Como un inmigrante comprendo la pérdida. He dejado mi hogar y el recuerdo me consume. En “La trama”, Borges habla de vidas que se repiten como se repite la literatura. En una novela corta, José Donoso retrata a un joven que sale de su país y que con el tiempo anhela hasta los detalles que antes aborrecía por considerarlos vulgares. No hace falta, en verdad, salir de casa para hacerse eco de esta historia. Acomodado en mi nuevo hogar también he viajado constantemente hacia el olvido, han pasado los años, y la edad me ha hecho extrañar gestos y palabras y sabores que sé que ya no existen, de la misma manera que hay libros que no leeré con gusto una vez más.
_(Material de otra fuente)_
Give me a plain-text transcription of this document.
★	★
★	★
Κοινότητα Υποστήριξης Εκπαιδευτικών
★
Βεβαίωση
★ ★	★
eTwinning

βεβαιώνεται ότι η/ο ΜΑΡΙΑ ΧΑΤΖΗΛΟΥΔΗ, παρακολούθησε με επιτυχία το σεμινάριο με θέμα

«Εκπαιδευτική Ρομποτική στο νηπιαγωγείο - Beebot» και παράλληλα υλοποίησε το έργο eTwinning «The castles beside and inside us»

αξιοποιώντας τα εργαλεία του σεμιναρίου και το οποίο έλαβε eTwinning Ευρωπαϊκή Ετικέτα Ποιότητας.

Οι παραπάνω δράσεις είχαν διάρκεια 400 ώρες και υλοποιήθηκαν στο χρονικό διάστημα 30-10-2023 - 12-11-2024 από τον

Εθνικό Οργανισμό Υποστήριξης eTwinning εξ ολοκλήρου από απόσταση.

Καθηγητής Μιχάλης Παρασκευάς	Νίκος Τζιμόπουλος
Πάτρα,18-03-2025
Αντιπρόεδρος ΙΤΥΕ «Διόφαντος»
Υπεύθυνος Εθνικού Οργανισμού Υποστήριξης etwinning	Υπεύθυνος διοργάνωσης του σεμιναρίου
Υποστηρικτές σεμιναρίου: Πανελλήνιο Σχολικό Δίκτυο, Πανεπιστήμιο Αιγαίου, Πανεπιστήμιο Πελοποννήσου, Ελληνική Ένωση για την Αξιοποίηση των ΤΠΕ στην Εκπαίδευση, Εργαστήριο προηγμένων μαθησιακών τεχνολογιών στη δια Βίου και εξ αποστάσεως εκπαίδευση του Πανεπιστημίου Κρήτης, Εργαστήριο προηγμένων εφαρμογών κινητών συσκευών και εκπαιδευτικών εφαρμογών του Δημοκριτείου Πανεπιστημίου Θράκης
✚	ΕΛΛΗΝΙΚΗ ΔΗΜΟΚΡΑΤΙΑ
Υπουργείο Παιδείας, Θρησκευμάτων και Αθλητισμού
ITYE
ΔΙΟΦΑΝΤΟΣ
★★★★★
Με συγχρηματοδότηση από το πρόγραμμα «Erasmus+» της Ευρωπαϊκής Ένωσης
Porque ahora logro comprender que lo que en realidad detesto es poder regresar al libro inmutable, idéntico, el mismo orden de letras como una amenaza contra el tiempo (el libro, el signo de la eternidad), pero no poder volver a mí. “Llega una época en la que nos damos cuenta de que todo lo que hagamos se convertirá, a su tiempo, en recuerdo”, escribe Pavese.

Una desmitificación de la memoria y de la frase de La isla de las flores que antes he recordado, el verso final de un poema de Miquel Martí i Pol: “Y recordar no es vivir de nuevo”. El peligro de la memoria es que engaña. El peligro de las primeras experiencias es que son definitorias. Regresar a ellas es la más de las veces decepcionante. La emoción insensibiliza, adormece, y aún en el más intenso de los amores hay algo anestesiado, perdido, porque no es siempre nuevo, siempre nuevamente descubierto. Al retomar la lectura de un viejo libro pongo en riesgo este amor. Hay éxitos y hay fracasos. Hay emoción verdadera y sólo nostalgia. Ahora estiro la mano y tiemblan entre mis dedos las páginas del libro, a punto de descubrir qué más he dejado de querer. Y recordar no es vivir de nuevo.